Photograph by Anne Hamersky
Koenig,
MBA '01

PHOTOGRAPH BY
ANNE HAMERSKY

Curtain Calling
Lesley Koenig, MBA '01

As general manager of the San Francisco Ballet, Lesley Koenig does just about everything but dance.

Koenig is in charge of all productions at the company, which she has managed since 2002. She is responsible for touring, facilities, computer services, and budgets, and oversees the creation of new productions, 10 last year alone. She also negotiates contracts with individual dancers, choreographers, and designers, and in her first year as general manager concluded collective bargaining agreements with all seven of the company's unions.

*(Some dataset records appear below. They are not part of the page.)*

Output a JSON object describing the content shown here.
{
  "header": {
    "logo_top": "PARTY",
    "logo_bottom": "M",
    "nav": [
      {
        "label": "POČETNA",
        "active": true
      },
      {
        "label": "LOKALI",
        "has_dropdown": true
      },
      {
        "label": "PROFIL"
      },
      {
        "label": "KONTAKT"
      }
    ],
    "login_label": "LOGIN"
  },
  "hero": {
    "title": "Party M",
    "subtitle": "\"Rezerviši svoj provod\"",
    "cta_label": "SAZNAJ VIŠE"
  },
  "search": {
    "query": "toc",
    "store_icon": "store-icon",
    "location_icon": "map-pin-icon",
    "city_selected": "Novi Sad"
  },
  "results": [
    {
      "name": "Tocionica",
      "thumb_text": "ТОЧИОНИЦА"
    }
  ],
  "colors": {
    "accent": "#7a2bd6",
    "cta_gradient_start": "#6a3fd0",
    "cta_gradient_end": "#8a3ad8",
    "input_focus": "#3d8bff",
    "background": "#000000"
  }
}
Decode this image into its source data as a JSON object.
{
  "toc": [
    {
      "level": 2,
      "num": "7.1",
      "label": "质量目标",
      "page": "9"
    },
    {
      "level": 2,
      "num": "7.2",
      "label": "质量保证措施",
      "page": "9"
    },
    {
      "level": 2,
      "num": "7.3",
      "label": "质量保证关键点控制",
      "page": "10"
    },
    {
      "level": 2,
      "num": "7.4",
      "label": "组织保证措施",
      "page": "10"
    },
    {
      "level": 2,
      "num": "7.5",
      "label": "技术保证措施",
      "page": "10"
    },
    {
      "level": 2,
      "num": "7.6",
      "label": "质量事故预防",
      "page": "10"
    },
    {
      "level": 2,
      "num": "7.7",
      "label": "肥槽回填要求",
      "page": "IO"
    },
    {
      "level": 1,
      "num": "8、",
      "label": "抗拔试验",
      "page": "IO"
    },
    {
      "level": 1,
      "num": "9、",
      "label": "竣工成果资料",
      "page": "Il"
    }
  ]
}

She loves her work. "I'm not happy unless I'm someplace where a big gold curtain goes up," Koenig says. At 17 she got a job as a stage manager with the San Francisco Opera, and, at 23, became the Metropolitan Opera's youngest director. After 18 seasons at the Met directing upward of 30 operas, she decided she wanted to run her own opera company.

"Management and directing operas are not all that different," she explains. "I directed all three of the Three Tenors, and if you think getting Luciano Pavarotti to do what you want …"

Koenig spent a year arming herself with calculus and statistics and, at age 42, enrolled at the Business School. It wasn't an easy transition. "I just didn't speak the language," she says. "They kept saying, 'You have to think outside the box,' and I spent two years looking for the box." But Stanford was like any big job. "You can't walk in and fail. When people give you a big chance, you can't fail.

"I have used everything I learned," she says. And she has—in her own way. "I didn't do all that well in operations or accounting, but now I deal with finances all day long. I'm perfectly comfortable reading a spreadsheet. Every number is like a story, I tell myself, like an opera. I just look at the story behind the numbers."

Koenig still wants to run an opera. "I always want to do something I haven't done before," she explains. "I'm not happy if I'm not out on a cliff."